Durian and his colleagues dropped balls of many different materials and densities–from silicone rubber to ceramic–into materials such as sand, popcorn, and ice cream sprinkles. But the materials didn’t matter much; the depth was mainly affected by the density and diameter of the ball and the height from which it was dropped. Their crater diameters followed the “energy to the 1/4 power” rule of thumb, but the depth didn’t depend on energy in a simple way. This result doesn’t contradict the work of de Bruyn’s team because the UCLA researchers defined depth by measuring to the bottom of the buried ball, which was deeper than the bottom of the crater.
An old theory predicts a depth exponent of 1/4 by assuming that most of the meteorite’s energy goes into lifting grains out of the crater space. But Durian suspects that granular materials can dissipate energy in a different way. At the early moments after impact, the grains may “seize up” and react like a solid mass before allowing the object to penetrate moments later. The same effect prevents you from slapping your open hand down through sand at the beach, even though it yields with a gentler push. Durian says that a better theory would account for this property and might agree more closely with his team’s depth data.

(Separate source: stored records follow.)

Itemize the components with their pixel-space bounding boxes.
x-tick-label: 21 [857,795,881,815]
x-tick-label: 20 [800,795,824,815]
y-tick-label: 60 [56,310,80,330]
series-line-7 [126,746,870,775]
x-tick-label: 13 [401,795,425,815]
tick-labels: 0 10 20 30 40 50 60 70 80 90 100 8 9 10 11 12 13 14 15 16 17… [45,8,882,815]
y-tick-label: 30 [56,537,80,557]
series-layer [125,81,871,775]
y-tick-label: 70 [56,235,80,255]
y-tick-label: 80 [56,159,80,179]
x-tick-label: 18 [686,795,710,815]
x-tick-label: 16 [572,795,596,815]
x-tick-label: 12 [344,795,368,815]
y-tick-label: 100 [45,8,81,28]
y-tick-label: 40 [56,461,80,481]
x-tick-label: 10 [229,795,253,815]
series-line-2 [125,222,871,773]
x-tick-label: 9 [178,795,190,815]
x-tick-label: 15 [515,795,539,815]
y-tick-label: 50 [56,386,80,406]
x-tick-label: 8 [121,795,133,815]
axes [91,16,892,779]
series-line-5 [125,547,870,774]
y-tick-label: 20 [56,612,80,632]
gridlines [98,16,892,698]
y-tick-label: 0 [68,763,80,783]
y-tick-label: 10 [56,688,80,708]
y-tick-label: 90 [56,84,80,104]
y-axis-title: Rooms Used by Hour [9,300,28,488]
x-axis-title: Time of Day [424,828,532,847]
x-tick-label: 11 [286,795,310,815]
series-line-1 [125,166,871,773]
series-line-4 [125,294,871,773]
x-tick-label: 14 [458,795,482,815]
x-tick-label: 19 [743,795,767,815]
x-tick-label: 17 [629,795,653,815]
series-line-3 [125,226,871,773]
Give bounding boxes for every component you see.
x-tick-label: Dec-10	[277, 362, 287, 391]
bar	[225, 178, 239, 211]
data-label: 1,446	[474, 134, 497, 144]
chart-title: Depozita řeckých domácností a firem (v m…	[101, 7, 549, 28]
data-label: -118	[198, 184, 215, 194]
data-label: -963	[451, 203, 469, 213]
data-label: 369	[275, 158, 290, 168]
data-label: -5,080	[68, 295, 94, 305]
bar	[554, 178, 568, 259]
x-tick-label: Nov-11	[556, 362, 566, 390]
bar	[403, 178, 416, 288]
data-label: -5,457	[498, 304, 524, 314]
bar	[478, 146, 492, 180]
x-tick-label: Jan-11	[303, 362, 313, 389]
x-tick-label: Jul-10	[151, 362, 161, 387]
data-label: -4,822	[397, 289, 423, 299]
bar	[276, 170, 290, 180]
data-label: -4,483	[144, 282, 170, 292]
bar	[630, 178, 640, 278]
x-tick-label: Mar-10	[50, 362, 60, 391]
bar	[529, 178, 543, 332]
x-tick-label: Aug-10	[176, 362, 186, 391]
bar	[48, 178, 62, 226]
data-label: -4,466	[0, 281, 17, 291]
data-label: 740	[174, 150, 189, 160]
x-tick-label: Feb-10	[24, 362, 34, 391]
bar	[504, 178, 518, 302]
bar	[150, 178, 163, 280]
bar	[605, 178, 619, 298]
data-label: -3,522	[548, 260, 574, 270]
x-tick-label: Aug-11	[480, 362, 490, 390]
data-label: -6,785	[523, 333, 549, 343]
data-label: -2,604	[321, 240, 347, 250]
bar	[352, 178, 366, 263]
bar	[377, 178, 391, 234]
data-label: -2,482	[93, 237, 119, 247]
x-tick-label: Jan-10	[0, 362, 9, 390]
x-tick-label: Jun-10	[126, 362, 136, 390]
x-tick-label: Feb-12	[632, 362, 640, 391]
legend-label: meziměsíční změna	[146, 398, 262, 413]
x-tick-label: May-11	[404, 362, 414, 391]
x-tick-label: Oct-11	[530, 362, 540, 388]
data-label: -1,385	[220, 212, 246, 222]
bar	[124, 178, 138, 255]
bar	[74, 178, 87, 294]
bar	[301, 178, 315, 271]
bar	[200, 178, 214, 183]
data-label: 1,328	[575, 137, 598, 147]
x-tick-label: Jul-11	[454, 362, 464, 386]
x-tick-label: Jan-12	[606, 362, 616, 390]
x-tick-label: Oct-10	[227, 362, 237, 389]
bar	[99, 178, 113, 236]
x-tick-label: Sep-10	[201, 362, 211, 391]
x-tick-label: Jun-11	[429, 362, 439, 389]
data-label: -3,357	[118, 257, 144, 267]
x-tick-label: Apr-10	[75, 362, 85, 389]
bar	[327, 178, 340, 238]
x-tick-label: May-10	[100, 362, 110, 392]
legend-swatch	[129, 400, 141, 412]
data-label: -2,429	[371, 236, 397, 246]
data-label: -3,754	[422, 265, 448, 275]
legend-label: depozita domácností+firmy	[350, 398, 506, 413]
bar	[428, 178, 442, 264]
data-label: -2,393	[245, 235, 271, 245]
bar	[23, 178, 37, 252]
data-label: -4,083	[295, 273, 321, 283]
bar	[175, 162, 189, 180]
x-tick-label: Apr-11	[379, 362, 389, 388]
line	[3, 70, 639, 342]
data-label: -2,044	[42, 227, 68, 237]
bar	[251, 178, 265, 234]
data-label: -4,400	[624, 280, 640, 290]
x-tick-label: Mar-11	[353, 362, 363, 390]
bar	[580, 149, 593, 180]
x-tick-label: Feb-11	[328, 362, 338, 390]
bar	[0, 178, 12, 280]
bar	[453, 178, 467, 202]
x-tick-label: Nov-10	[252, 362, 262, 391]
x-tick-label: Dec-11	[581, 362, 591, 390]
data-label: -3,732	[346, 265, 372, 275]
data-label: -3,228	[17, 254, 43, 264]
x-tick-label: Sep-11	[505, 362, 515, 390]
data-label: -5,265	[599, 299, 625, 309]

“There is surely a great deal of internal energy dissipation that does not go into just lifting particles,” says Robert Behringer of Duke University in Durham, North Carolina. He thinks Durian’s paper is “potentially important.” Lev Tsimring of the University of California at San Diego says that the two papers give him hope that researchers can “understand geological events by doing small-scale experiments and relatively simple simulations.”
Kim Krieger is a freelance science writer in Norwalk, Connecticut.